Niet-ontvankelijkheid van beroep tegen bestreden beslissing inzake vergunning voor hotelbouw

In deze zaak, behandeld door het Gerecht in Eerste Aanleg van Aruba, hebben appellanten beroep ingesteld tegen de beslissing van de Minister van Ruimtelijke Ontwikkeling, Infrastructuur en Milieu, die op 4 februari 2021 hun bezwaar tegen de vergunning voor de bouw van een hotel te Sero Colorado niet-ontvankelijk verklaarde. De appellanten, die allen in Aruba wonen, hebben op 9 juli 2021 beroep ingesteld, maar dit werd pas meer dan twee maanden na de kennisgeving van de bestreden beslissing gedaan. De rechter oordeelde dat de appellanten, gelet op artikel 28 van de Landsverordening administratieve rechtspraak (Lar), zo spoedig mogelijk beroep hadden moeten instellen, maar dat zij dit niet hebben gedaan. De rechter concludeerde dat de omstandigheden die door de appellanten zijn aangevoerd hen niet hebben belet om tijdig beroep in te stellen, en verklaarde het beroep niet-ontvankelijk.

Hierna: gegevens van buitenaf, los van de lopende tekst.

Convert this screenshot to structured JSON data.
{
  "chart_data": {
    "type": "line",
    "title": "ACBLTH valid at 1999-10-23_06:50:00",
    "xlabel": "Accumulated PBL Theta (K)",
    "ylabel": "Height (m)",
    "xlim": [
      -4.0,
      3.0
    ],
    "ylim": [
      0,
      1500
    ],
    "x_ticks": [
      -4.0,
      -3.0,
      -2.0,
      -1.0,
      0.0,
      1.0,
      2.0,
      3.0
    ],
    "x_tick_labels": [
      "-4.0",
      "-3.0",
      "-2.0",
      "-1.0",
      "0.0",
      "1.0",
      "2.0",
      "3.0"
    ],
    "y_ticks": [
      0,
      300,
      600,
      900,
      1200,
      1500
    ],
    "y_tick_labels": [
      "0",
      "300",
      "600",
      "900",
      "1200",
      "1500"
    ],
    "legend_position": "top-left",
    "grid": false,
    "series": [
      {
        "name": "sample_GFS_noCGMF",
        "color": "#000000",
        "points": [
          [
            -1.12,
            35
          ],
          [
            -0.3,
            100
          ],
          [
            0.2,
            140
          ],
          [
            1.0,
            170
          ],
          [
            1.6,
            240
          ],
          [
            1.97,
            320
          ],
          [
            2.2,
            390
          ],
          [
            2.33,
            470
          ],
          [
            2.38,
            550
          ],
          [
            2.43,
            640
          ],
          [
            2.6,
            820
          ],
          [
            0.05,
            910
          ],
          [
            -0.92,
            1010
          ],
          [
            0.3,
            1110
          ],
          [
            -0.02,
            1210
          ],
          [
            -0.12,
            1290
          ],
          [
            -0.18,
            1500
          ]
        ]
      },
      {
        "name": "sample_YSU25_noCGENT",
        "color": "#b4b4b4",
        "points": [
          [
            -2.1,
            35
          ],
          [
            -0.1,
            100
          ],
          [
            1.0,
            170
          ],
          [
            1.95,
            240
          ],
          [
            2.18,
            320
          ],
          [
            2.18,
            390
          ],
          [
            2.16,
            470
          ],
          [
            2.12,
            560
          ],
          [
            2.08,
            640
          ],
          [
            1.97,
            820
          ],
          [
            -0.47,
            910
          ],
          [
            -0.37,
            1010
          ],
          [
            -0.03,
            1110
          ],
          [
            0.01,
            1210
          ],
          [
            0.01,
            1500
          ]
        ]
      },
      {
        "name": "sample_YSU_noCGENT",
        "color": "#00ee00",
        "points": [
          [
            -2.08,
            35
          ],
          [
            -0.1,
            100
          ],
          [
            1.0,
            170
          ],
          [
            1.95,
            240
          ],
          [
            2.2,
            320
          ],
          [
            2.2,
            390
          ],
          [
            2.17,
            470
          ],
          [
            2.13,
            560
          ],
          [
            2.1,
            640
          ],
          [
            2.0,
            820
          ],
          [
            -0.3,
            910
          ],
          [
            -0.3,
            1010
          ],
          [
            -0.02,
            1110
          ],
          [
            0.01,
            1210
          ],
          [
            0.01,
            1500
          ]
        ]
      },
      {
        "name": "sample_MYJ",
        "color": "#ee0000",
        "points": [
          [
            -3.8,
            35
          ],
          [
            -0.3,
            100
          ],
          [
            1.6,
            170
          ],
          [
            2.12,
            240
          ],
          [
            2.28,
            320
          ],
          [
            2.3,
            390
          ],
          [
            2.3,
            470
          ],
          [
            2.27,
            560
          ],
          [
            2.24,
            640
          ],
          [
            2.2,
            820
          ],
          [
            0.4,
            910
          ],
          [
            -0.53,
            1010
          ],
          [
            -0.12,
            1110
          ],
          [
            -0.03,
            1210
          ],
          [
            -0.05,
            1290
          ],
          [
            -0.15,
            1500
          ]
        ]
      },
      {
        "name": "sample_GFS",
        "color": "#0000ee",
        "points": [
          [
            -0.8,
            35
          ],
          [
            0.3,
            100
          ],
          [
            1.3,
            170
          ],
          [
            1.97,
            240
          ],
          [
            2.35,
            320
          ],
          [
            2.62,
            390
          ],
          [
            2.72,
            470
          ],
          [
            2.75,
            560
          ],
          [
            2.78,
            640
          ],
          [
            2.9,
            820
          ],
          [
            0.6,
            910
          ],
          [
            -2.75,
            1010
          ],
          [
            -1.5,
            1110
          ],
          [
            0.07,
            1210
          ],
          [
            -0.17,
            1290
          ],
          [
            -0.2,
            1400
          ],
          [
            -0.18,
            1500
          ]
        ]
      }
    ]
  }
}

De uitspraak werd gedaan op 7 maart 2022, waarbij de rechter de appellanten erop wees dat zij bij het indienen van een hoger beroep een afschrift van deze uitspraak moeten bijvoegen. De rechter benadrukte dat het hogerberoepschrift binnen zes weken na de dagtekening van de uitspraak moet worden ingediend, en dat er griffierechten verschuldigd zijn voor het instellen van hoger beroep. De zaak illustreert de strikte termijnen en procedures die gelden in het bestuursrecht, en de noodzaak voor appellanten om tijdig en correct te reageren op beslissingen van bestuursorganen.

Uitspraak

Uitspraak van 7 maart 2022
Lar nr. AUA202101590

GERECHT IN EERSTE AANLEG VAN ARUBA

UITSPRAAK
op het beroep in de zin van de
Landsverordening administratieve rechtspraak (Lar) van:
1.[Appellant 1],
2.[Appellant 2],
3.[Appellant 3],
4.[Appellant 4],
5.[Appellant 5],
6.[Appellant 6],
7.[Appellant 7],
8.[Appellant 8],
9.[Appellant 9],
10.[Appellant 10],
allen wonend in Aruba,
APPELLANTEN,
gemachtigde: de advocaat mr. M.B. Boyce,
gericht tegen:

DE MINISTER VAN RUIMTELIJKE ONTWIKKELING, INFRASTRUCTUUR EN MILIEU,

zetelend in Aruba,
VERWEERDER,
gemachtigden: mr. V.M. Emerencia en mr. J.J.S. Poeran (DWJZ).
met als derde-belanghebbende:
THREE RIVERS REAL ESTATE VBA, hierna: vergunninghoudster,
gevestigd in Aruba,
gemachtigden: de advocaten mr. M.R.M. Reinkemeyer en mr. A.A. Ruiz.

PROCESVERLOOP

Bij beschikking van 30 oktober 2019, no. [nummer], heeft verweerder aan vergunninghoudster een vergunning verleend voor de bouw van een hotel te Sero Colorado.
Daartegen hebben appellanten sub 1 en sub 10 op 10 augustus 2020 (pro-forma) bezwaar gemaakt (bezwaar).
Bij beslissing op bezwaar van 4 februari 2021 (de bestreden beslissing) heeft verweerder het bezwaar nietontvankelijk verklaard.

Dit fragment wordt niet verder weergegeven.